Wall Politics: Zionist and Palestinian Strategies in Jerusalem, 1928

VOL. 8

1978/79

No. 1
P. 3
Articles
Wall Politics: Zionist and Palestinian Strategies in Jerusalem, 1928
ABSTRACT

Benedetto Croce noted that all history has "the character of 'contemporary history,' because, however remote in time events there recounted may seem to be, the history in reality refers to present needs and present situations wherein those events vibrate."'

Exactly 50 years ago, late in September 1928, an "incident" occurred at the Western Wall of the Holy Sanctuary in Jerusalem which set in motion a sequence of violent events that clearly "vibrate," as Croce put it, in political situations and judgments today. The Western or "Wailing" Wall controversy, which became a public issue in 1928, triggered the intercommunal violence that in 1929 claimed 800 casualties and marked the shift of the political process in Palestine into the irreconcilably violent phase which continues today.

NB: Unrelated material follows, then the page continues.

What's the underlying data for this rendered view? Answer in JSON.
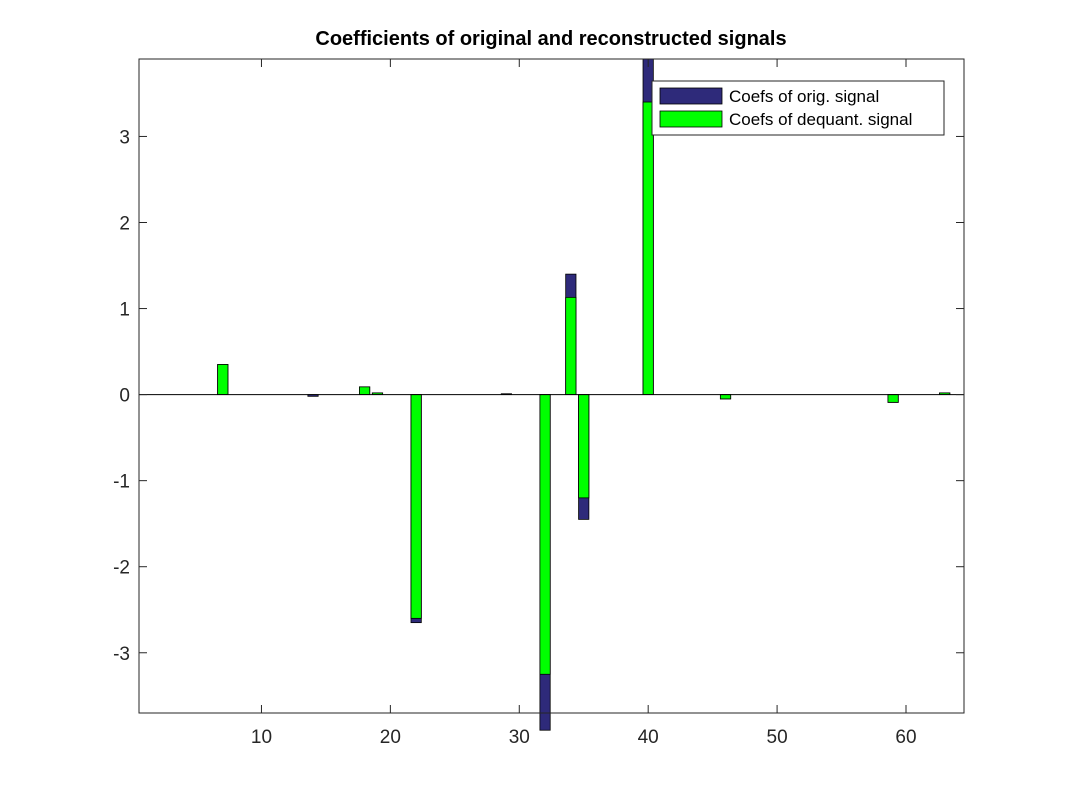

Recent discussions of the "present needs" of a Middle East peace settlement offer little to dispute Croce's observation. Those which reject the possibility and/or acceptability of a democratic, secular state in all of Palestine often refer back to the intercommunal violence of the Mandate era as proof of the unworkability of a common solution, in which Palestinian Arabs and Jews live amongst each other and constitutionally guarantee to each other certain communal rights. Several treatments which espouse the Zionist solution with or without expansion of the 1967 borders give a markedly monocular view of the incidents and pronouncements which occurred in Jerusalem when Zionists and Palestinian Arabs first clashed openly over control of "the Wall."

 

Mary Ellen Lundsten is Assistant Professor of Political Science at the University of Minnesota.